Boomkat Product Review:
Flora Yin Wong returns with a stunning, highly evocative second album for Modern Love, manifesting her instrumental storytelling in a syncretic bind of supernatural themes. Where her debut album ‘Holy Palm’ catalogued exotic personal and spiritual travels captured over a 6 year period, ‘Cold Reading’ details the aftermath; the erosion of fantasy, a breakdown of belief systems, and an overwhelming sense of rootlessness. A surreal, tripped-out listen, it comes highly recommended if you're into Valerio Tricoli, Enya, Bryn Jones, soundtracks to Last Year at Marienbad and Inland Empire - all hyperrealist, concrète sound design and fritzed dream sequences.
Heavy with a sense of nightmarish dissociation and grief following an uncanny, dispiriting trip to East and Southeast Asia, Flora Yin Wong read about Giuseppe Tartini’s ‘Violin Sonata in G Minor’, aka the Devil’s Trill Sonata, a notoriously tricky c.18th composition which attempted to transcribe music heard in a dream. It’s this soporific motif that binds and underpins ’Cold Reading’, in which Flora chases the dragon of fleeting fantasy through sequences of etched melancholy, pinched with hypnagogic jerks that linger in the memory.
Through 10 parts, Flora crystallises a feeling of ennui that followed those travels, where she was taken to a Bazi reader (a form of Chinese astrology or metaphysics based on time and date of birth), whose augur left her feeling perplexed and alienated. She made a long overdue, ultimately unfulfilling, return with her father to his adoptive family in his hometown Kuala Lumpur, spent nights alone snowed in at a haunted house in Kyoto, and lodged with monks in a South Korean Temple. Images of these episodes flash through the album like a slow strobe, ghosted memories recalled with ever-decreasing fidelity.

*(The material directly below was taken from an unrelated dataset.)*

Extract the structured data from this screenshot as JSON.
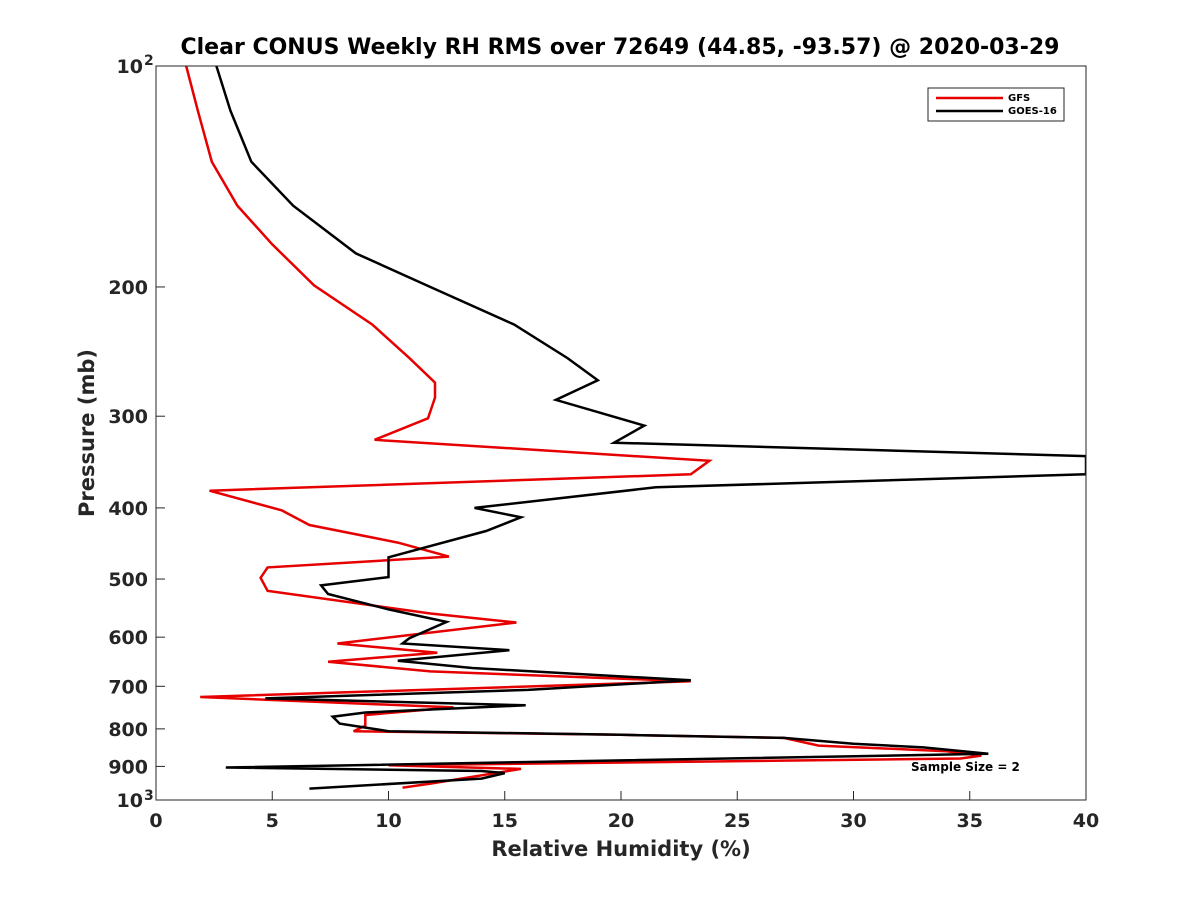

From her use of the ‘Devil’s Trill’ Sonata in ‘All My Dreams are Nightmares’ through evocations of subtropical humidity in the Bryn Jones-esque, resonant hand-played percussion of ‘Konna’ and ‘Banjar’, to a breathtaking dreampop denouement ‘Nectar Dripping’ and the Enya-like lush of ‘Beautiful Crisis’, Flora blooms her ideas with an open-ended ambiguity so often missing from so called Ambient music, ushering the listener into a soundworld that disturbs and displaces, just as much as it calms.